God’s presence, His dwelling, is no longer a place “out there” that we have to reach. It’s not an exclusive club or a far-off mountaintop. It is awe-inspiring, maybe even terrifying, and it is as close as skin and bone. It defies our human boundaries and looks like a parade of misfits who are grateful for a seat at the table. It is safety and warmth and family. All are welcome, and there is always room for more—always a space to come in from the chaos and rest in the hope that all just might be well.

Post Comments (69)

69 thoughts on "We Are Welcomed into God’s Presence"

  1. Rose Tough says:

    “A parade of misfits who are grateful for a seat at the table.”
    Sometimes I feel unworthy, but I must remember that the Lord is always with me no matter my shortcomings. Thank you for the message!

  2. Nijah Lain says:

    So we are the presence of God? Because He is will us, because He is everything.

  3. Minnie Lee says:

    Thank you for the beautiful description of God’s radically welcoming presence.

  4. Alexandra Stinson says:

    Shes, I absolutely adore the reminder here: no matter where you are in your life, no matter what is happening in the world around you, God’s love and presence is there beside you. Where we see bad, God sees an opportunity for us to find stillness. Sending love and prayers your way.

  5. Char Hight says:

    Hebrews 4:16 stood out to me. Throne of Grace. ❤️

    1. Nikki Schonfeldt says:

      I agree. Such an encouraging verse

  6. Andrea P says:

    Beautifully said. ❤️

  7. justine viola says:

    I always feel scared when reading Revelations …

  8. Lanie says:

    SHES!! I’m reading through all the comments now and I’m just sobbing at all your sweet prayers and stories. They were so felt, and we heard our babies heartbeat for the first time! @taylor graves, I had the pleasure of walking through my season of waiting with a friend who had a similar story to yours. Both of us in our own ways got REAL with God. I told him I didn’t believe prayer worked and I needed him to prove me wrong. I didn’t even want to pray for myself so I just prayed for my friend. She told me she couldn’t go back to church after what happened and randomly one Sunday I called her and she did. She felt like she was finally able to turn back to God. She ended up pregnant the next month and gave birth to a healthy baby girl last month! God has lined our stories up so beautifully I know prayer works. I’m still very well aware that things can go wrong, but I know one thing. I won’t stop asking for prayers for anyone who will give them! And I pray for you that the Lord will put a friend in your life like mine to walk through this season with you!

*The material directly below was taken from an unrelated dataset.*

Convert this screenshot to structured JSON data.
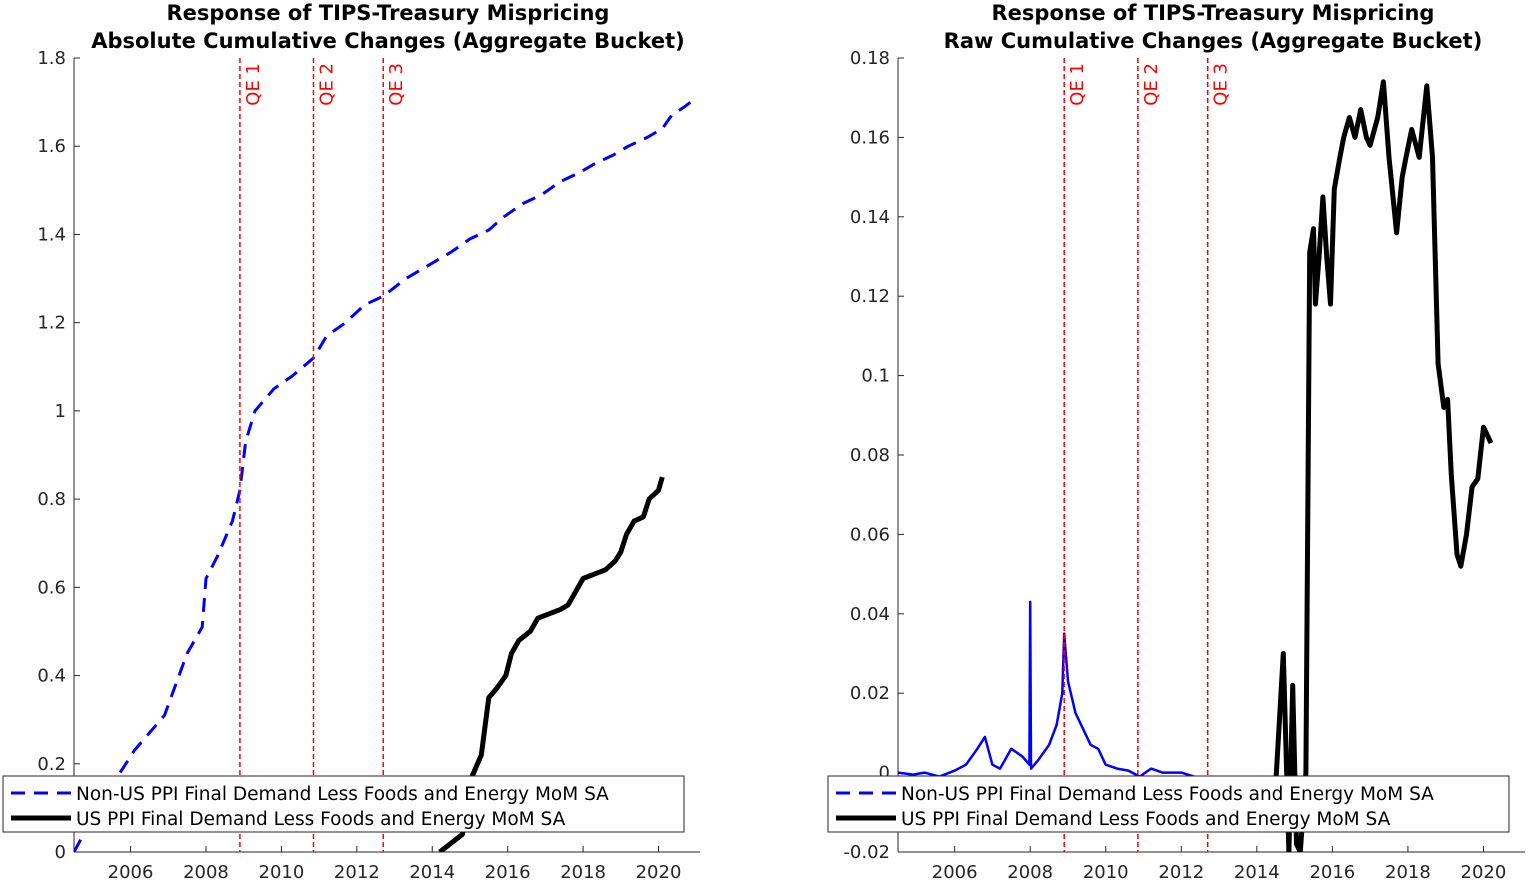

    1. Taylor Graves says:

      @ Lanie I’m so happy to hear that you heard your baby’s heartbeat!!! I’ll continue to pray that you have a healthy pregnancy. Thank you for your prayers. I am starting to grow closer to God during this time and I know that He will put people in my life who will become great friends and will help me get through this season.

    2. Teresa Donley says:

      LANIE I’m so very happy that you got to hear your baby’s heartbeat. The miracle of life. I pray that every day will bring you the joy of dwelling with God and anticipating your little one. I’m glad you have such a great friend, and that you both came back to God after tragedy. God bless you.